The White House says Biden will have a phone call Friday afternoon with trans-Atlantic leaders. The Canadian prime minister’s office says the call will include the leaders of Canada, France, Germany, Italy, Poland, Romania, the United Kingdom, the European Union and NATO.

Biden made some grim warnings Thursday, saying Washington detected more Russian troops moving toward the border with Ukraine.

Vice President Harris indicated the alliance’s approach to the crisis would continue.

“We remain, of course, open to and desirous of diplomacy, as it relates to the dialogue and the discussions we have had with Russia,” Harris said in Munich.

“But we are also committed, if Russia takes aggressive action, to ensure there will be severe consequences in terms of the sanctions we have discussed,” she said at a meeting with NATO Secretary General Jens Stoltenberg.

German Foreign Minister Annalena Baerbock expressed regret that Russian leaders declined to attend the Munich security conference, which provides a forum for discussion.

“Particularly in the current, extremely threatening situation, it would have been important to also meet Russian representatives in Munich,” Baerbock said.
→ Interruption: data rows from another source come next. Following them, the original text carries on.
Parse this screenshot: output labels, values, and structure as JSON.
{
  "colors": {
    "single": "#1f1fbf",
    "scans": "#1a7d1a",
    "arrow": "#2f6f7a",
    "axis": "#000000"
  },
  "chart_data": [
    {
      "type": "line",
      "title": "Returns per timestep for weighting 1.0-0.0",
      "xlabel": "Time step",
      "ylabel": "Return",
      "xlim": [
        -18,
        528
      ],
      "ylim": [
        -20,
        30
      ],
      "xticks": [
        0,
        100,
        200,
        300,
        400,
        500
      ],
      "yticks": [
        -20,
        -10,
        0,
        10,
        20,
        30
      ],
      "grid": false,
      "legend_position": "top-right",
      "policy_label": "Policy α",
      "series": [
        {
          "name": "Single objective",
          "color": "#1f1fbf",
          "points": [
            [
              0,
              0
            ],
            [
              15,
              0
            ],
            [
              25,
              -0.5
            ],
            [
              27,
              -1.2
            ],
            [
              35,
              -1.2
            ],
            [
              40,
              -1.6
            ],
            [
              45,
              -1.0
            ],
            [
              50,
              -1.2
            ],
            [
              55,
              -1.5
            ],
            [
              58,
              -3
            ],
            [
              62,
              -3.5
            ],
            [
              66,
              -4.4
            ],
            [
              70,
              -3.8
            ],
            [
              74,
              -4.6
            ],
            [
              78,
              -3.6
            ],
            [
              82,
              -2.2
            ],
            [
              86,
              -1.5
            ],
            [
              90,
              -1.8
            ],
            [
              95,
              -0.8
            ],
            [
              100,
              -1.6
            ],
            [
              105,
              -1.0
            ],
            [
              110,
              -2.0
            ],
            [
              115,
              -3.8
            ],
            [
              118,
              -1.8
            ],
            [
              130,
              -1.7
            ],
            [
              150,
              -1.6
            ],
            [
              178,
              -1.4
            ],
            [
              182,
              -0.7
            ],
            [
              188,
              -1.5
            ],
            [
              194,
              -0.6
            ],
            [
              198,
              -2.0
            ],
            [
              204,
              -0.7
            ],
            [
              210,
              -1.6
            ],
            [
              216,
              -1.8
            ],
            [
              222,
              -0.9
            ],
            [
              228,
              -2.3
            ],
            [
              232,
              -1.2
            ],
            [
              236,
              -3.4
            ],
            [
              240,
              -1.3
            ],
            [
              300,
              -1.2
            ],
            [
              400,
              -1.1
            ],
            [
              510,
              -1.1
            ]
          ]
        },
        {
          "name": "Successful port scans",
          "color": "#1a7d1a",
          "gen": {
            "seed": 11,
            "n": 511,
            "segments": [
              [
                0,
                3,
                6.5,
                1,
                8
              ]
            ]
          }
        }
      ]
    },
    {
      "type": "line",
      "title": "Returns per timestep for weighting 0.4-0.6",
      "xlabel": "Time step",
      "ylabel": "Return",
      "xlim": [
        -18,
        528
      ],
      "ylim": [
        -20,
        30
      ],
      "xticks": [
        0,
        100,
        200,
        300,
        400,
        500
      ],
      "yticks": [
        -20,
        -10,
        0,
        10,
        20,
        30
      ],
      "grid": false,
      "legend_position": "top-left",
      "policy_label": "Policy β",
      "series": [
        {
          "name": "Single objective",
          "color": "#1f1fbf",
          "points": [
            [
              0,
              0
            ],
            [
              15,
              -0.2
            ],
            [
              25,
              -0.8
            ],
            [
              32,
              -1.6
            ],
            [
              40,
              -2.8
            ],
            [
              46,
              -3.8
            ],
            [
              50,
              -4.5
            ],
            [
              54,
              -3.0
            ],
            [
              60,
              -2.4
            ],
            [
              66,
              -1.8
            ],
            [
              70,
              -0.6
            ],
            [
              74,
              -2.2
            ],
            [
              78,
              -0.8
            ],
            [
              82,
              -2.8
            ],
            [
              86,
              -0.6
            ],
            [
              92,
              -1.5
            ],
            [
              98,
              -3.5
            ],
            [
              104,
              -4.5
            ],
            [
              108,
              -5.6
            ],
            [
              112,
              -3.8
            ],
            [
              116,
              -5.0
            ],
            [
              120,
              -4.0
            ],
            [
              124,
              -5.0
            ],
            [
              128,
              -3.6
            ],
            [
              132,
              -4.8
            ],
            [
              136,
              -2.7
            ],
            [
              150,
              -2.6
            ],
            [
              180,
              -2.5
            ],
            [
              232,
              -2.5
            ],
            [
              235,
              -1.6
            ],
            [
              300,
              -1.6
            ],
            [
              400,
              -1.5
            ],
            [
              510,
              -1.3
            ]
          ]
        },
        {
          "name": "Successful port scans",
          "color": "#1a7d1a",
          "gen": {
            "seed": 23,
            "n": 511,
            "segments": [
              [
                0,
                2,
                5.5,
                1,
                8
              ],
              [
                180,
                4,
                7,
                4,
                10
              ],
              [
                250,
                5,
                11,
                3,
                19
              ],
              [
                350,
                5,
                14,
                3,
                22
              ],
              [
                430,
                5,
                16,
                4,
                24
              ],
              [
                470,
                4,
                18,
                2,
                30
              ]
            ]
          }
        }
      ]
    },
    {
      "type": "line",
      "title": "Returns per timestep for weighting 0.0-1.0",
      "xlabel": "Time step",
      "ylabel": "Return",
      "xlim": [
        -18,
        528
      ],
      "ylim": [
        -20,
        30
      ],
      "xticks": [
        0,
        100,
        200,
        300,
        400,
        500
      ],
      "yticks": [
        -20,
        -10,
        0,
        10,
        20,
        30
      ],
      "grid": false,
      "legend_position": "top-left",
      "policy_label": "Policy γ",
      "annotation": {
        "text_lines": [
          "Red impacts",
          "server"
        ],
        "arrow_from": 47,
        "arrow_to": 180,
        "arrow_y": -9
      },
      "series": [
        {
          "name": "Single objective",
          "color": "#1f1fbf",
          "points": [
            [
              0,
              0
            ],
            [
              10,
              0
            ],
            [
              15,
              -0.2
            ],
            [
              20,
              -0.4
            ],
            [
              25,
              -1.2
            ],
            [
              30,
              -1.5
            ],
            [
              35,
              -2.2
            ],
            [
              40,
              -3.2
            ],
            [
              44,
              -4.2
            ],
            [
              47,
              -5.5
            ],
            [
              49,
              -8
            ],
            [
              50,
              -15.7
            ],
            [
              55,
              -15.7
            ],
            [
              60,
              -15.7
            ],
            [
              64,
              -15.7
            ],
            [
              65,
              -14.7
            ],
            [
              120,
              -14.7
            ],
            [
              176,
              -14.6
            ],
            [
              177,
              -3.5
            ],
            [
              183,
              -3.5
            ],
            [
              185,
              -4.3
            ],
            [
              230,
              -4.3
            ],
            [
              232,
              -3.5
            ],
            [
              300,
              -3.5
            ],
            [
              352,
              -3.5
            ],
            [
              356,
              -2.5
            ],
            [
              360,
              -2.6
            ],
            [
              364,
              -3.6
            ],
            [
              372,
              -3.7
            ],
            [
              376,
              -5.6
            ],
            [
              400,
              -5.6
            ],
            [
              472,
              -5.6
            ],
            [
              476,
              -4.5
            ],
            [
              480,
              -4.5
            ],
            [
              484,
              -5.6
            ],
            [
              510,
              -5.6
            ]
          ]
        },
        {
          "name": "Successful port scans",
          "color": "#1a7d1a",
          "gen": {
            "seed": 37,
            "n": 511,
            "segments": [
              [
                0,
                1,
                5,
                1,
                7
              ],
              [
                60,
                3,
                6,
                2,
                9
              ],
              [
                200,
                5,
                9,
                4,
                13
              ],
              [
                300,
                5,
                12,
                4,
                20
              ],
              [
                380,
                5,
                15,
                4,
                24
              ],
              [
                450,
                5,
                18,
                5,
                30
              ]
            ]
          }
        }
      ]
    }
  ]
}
Even tiny steps toward peace would be “better than a big step toward war,” she added.

Speaking to French broadcaster LCI on Friday, French Foreign Minister Jean-Yves Le Drian said: “Everything is possible, a massive Russian intervention but also a (continuing) diplomatic discussion.”

Also read: Allies watch for Kremlin attempt to justify Russia’s Ukraine invasion


Biden said at the White House on Thursday that the U.S. has reason to believe Russia is “engaged in a false flag operation” to give it a pretext to invade Ukraine. And there are plenty of hotspots and potential flashpoints around Ukraine that could trigger a full-scale military engagement.

Some observers are concerned the nearly 8-year-old separatist conflict simmering in eastern Ukraine could provide the needed cover for Moscow. Separatist-controlled areas, where some 14,000 people have died in the fighting since 2014, saw intensified shelling and apparent cyberattacks over the past two days.

The Russia-backed separatists said Friday that they planned to evacuate civilians to Russia.

A group of international monitors in eastern Ukraine that is tasked with keeping the peace, reported more than 500 explosions in the 24 hours ending Thursday midday.

Early Friday, separatist authorities in the Luhansk and Donetsk regions reported more shelling by Ukrainian forces along the tense line of contact.

Ukrainian officials charged that the rebels intensified the shelling in the hopes of provoking a retaliatory attack by government forces.

“There have been many escalations, illegal weapons, artillery and more” in the past 24 hours, Danish Foreign Minister Jeppe Kofod said Friday.

“It is impressive what the Ukrainians have also managed to do, to hold back in relation to the provocations they are exposed to on a daily basis,” Denmark’s Ekstra Bladet newspaper quoted him as saying.